Review by Douglas Stockdale •
Food. For some a real love – hate relationship. For others it’s just basic fuel to keep the carbon bio-mass moving that day. It’s a complex subject with volumes written about it each year; from describing the preparation of complex epicurean delights to the many ways to manage a diet and hopefully inspire someone to become a slimmer new person. For Katherine Longly, her past issues related to food created some emotion baggage and the reason behind the concept for her artist book. Essentially poking the food boogie-man right in the eye.
First, this is a complex artist book, in part using curated photographs created by Longly’s subjects as they use an inexpensive disposable camera to document their food and eating experiences. The twist is that that their camera use analog film, not an instant feed-back digital capture; first the camera’s are used by her subjects in Japan, then mailed to Longly for processing in Belgium. No careful visual editing by her subjects, thus many of these photographs have that rawness in composition and framing we think of when viewing vernacular photographs. In our current camera-phone or digital capture cameras age it seems we have become very conditioned to view the immediate visual results and then make some instant on-the-fly compositional adjustments for the next exposure.
Next, her subject’s photographs are then mashed up with some contextual photographs made by Longly who then creates a visual juxtaposition by the inclusion of magazine and newspaper articles and clipping that are overlaid with Longly’s diagrams and charts as a visual collage. She then added some more emphasis with yellow highlighters on some text, as though this was a school assignment or to provide quick notes to study by. Much of the additional context is hidden behind small gatefolds (second and third photographs below) of her subject’s photographs that creates another layer as to how to read the top level photograph while revealing additional information about the environmental conditions facing her subjects in Japan.

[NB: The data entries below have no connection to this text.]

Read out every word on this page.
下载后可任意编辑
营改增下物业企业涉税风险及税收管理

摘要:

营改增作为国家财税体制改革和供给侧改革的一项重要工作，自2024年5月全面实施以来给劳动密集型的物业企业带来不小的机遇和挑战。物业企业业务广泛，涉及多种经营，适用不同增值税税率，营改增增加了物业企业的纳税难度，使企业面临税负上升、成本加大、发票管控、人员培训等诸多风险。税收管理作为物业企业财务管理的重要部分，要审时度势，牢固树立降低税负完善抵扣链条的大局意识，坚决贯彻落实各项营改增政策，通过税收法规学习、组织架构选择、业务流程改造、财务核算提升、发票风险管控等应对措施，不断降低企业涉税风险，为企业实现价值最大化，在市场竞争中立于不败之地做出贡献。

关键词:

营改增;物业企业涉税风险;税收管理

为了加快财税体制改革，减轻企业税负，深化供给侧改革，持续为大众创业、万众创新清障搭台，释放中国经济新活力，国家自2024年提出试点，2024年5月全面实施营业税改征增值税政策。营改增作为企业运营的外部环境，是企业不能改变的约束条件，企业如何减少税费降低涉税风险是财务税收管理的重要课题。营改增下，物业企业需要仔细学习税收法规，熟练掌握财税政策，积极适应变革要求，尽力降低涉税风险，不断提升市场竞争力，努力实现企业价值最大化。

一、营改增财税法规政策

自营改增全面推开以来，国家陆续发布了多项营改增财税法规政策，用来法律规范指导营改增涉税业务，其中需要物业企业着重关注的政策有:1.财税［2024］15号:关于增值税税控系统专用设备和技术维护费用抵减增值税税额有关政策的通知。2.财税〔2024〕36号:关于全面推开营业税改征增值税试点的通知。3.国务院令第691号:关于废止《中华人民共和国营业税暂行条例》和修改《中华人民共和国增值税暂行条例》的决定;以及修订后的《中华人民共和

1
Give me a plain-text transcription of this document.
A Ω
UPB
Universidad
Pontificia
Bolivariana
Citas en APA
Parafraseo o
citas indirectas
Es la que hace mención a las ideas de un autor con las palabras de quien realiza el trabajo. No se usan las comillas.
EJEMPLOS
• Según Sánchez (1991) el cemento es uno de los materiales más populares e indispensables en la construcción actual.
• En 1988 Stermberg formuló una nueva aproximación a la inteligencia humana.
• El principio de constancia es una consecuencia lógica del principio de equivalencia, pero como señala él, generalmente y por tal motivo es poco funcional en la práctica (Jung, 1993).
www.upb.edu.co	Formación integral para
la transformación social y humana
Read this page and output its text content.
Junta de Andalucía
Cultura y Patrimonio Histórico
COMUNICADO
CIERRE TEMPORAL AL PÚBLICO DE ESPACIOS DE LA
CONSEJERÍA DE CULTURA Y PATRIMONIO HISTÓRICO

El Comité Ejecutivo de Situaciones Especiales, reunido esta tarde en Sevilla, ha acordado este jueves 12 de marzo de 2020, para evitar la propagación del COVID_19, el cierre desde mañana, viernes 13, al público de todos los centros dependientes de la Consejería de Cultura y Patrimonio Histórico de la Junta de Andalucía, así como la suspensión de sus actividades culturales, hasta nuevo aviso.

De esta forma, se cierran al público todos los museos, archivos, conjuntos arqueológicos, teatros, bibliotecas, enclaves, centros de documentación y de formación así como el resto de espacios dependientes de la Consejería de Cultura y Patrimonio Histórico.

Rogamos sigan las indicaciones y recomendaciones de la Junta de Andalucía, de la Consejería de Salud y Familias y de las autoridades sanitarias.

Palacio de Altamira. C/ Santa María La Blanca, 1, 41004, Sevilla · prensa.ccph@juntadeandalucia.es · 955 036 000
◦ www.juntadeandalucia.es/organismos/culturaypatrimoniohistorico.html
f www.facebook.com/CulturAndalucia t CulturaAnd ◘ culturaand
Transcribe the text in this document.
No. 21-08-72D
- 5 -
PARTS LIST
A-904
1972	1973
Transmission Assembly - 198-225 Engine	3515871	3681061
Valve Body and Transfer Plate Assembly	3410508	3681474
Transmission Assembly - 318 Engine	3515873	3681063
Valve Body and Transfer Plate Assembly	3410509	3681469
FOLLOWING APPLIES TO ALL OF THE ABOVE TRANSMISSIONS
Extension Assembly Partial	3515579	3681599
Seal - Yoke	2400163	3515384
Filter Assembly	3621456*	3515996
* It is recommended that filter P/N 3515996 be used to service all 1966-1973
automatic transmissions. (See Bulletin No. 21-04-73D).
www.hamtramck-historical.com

One quickly realizes that in Japan, as in many developed cultures, there are social norms related to one’s physical appearance, which can create food problems and perceived eating disorders. Each of her subjects photograph and write about their on-going experience with food and eating, creating chapters for each of her subjects; Healthfulness, Shelter, Emptiness, Obsession, Silence, Strength, Judgement, Heritage, Inspiration, and Empathy.
Longly’s artist book confronts some of many aspects of eating food. Eating may not always be a simple act, but potentially loaded with emotional baggage or helping to create a sense of freedom and joy. She provides a symbolic voice to the angst that many individuals have with the complex culture issues surrounding food, as it is not just a Japanese issue. By investigating how food issues haunt those of a different culture, perhaps this project provides Longly with the emotional distance to deal with her own past, and maybe still lurking, food issues, as well as a path forward for others to walk with her.
The folding and unfolding of this complex and layered artist book is a visual and visceral delight.
To Tell My Real Intentions, I Want to Eat Haze Like a Hermit, Katherine Longly, Copyright 2018
Artist/Photographer; Katherine Longly, born Arlon, Belgium, resides Brussels, Belgium
Self-published artist book, 280 pages, many, many gate-folds, edition of 61 hand-made copies, signed and numbered
Essays and found text: Katherine Longly with essays and correspondence by Luca, Ren, Yuki, Martijn, Marina, Kenichi, R.P.K., Mina, Tomoko and Rika.
Text: English, with some French & Japanese
Stiff-cover book, hand-sewn binding, four-color lithography, printed by PREFILM in Ixelles, Belgium.
Photobook designer: Katherine Longly with Welmer Keesmaat
Concept, edit and art-direction developed by Katherine Longly in the 2018 Atlas lab photo book making workshop by Alex Bacchetto and Yumi Goto, in collaboration with AKINA and Reminders Photography Stronghold.